楚心琪也沒掙紮,麵對這個男人,她的掙紮從來都沒有意義。


    被他禁錮著深吻,她不好受,但還是忍著。在他將她壓在床上,粗暴的撕扯她的裙子時,她才忍不住痛唿了一聲。


    處在激動的男人也沒在意,隻是當她削瘦的雙肩裸露在他視線中時,他才猛然住手。


    這一看,讓他眸底怒火直飆,「什麽時候弄的?」


    她身上的痕跡他都熟悉,深淺、新舊都是在歡愛時留在她身上的,唯獨肩上淤青的地方,不是他弄的。


    他也不可能在她身上弄出拳頭大的淤青!


    楚心琪扭頭看了一眼,眼淚有些紅,「早上跟那個女人打架,被她打的。」


    聞言,莫翎白俊臉都氣出了兇相,「為什麽不早說?」


    楚心琪都有些不敢看他,「當時確實有些痛,不過我想著抓賊要緊,也就沒跟你說。再說了,你昨天挨了一棍不也生龍活虎?」


    莫翎白一聽,低吼,「你身體能跟我比?」


    他兇得眼眸裏全是狠色,加上又壓著她,楚心琪都不敢說話了,生怕他突然張嘴咬死她。


    氣氛沒變,莫翎白還是處在激動中,但此時的盛怒和之前又明顯不同。


    從她身上翻下去,他快速將昨天用的醫藥箱找了出來。


    楚心琪知道他想做什麽,也配合的坐起身,拿薄被裹著身體,隻把肩臂露在外麵。


    別看男人那張臉像要吃人一樣,可在碰到她淤青處的時候,動作輕得像羽毛掠過一樣。楚心琪還以為在他手裏會再傷一次呢,都做好心理準備了,可卻沒感覺到有多痛。

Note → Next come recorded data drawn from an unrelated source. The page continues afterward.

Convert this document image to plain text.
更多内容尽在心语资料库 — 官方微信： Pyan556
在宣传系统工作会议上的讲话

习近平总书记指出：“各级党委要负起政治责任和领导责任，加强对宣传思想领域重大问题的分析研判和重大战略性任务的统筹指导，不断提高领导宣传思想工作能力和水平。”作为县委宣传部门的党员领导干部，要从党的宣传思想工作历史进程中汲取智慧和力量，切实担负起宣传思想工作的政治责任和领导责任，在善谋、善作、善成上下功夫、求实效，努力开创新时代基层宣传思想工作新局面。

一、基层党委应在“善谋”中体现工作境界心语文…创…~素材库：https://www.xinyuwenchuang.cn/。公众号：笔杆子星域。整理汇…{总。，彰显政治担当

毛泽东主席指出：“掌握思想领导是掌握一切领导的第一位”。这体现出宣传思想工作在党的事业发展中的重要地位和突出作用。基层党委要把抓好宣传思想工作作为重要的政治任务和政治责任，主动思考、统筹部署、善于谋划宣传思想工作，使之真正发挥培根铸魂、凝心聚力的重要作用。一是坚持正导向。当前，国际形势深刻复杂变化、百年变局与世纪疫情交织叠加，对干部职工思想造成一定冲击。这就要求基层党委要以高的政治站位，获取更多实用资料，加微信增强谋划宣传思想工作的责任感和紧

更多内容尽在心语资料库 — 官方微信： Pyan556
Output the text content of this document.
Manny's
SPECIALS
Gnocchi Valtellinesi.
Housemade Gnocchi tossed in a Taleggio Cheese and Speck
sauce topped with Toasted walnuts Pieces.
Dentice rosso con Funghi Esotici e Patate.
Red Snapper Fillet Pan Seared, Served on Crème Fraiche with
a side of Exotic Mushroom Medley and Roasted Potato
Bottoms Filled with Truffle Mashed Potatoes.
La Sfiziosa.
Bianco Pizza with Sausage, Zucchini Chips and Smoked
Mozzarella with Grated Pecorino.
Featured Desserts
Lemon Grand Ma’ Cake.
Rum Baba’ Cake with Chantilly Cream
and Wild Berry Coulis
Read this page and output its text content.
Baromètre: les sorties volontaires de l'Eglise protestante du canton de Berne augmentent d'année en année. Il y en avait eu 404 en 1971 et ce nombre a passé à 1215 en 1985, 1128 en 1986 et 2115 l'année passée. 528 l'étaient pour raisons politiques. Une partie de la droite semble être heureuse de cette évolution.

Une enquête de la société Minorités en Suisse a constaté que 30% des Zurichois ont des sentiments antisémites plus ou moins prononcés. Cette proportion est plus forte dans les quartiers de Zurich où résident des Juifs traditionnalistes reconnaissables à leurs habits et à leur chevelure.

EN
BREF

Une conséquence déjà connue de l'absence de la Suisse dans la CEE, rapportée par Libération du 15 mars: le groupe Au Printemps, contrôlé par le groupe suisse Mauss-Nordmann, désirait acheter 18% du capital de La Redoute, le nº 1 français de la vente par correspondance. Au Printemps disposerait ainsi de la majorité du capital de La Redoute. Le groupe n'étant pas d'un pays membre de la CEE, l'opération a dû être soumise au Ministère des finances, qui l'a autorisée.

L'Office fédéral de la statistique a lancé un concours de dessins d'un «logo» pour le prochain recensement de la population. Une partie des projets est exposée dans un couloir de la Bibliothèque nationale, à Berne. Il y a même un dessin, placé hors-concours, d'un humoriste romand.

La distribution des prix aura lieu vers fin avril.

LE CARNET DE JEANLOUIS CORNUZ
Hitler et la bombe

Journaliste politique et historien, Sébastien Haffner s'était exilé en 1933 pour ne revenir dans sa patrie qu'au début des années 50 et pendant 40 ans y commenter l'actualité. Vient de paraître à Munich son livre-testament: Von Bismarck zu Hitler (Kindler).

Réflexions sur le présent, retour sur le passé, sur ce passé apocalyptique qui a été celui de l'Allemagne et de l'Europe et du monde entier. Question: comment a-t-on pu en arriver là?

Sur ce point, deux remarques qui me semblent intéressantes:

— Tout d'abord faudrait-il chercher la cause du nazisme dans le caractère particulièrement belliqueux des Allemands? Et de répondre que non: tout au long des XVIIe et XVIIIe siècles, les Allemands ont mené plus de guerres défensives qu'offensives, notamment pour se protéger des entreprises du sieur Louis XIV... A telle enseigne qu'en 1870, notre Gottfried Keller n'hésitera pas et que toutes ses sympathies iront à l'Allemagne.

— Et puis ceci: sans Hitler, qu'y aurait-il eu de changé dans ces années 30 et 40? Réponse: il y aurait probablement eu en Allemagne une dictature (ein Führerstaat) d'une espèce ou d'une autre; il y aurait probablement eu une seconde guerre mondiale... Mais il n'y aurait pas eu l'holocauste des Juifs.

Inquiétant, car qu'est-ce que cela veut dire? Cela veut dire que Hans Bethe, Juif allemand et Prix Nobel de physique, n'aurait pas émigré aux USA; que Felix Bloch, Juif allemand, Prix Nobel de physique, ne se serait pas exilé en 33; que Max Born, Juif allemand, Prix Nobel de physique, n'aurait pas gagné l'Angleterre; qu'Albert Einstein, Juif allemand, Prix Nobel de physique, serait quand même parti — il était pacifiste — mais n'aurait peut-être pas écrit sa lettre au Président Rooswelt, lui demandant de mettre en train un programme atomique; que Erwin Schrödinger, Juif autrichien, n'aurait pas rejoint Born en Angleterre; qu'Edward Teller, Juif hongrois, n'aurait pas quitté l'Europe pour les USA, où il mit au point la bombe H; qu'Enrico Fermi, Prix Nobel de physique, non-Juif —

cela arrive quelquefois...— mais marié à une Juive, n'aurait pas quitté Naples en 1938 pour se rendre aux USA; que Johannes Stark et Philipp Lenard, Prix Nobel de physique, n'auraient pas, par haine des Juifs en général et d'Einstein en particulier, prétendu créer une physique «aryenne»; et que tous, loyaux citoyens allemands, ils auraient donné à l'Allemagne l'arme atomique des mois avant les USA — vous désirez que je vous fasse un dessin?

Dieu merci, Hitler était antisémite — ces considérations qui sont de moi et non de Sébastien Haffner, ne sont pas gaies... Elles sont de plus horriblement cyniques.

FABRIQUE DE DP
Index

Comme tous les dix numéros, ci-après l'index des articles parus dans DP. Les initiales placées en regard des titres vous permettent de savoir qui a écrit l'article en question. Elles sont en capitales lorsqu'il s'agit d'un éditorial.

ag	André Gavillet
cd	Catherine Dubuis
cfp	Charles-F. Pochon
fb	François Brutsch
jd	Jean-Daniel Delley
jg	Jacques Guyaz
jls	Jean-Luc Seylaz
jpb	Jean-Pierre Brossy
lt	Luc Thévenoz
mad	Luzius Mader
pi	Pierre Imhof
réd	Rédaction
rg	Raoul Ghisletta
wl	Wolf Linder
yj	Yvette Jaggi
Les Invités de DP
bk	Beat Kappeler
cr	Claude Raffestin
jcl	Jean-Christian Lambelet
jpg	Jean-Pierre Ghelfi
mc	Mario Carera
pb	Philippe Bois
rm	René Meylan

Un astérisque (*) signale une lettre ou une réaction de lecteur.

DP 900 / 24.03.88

    再看看他胳膊上還沒消褪完的淤青,她忍不住去拿噴霧,「你也再用些吧。」


    莫翎白沒有拒絕,隻是臉色依然帶著怒氣,「你還有那裏被傷到的?」


    楚心琪一邊給他噴藥水塗抹,一邊搖頭,「就被她打了一下,其他都沒事。」


    雖然那女人有抓她頭髮,可頭皮早都不痛了。


    等她給自己擦好藥水,莫翎白瞪了兩眼,從衣櫃裏重新給她拿了一件裙子,並親自要給她穿。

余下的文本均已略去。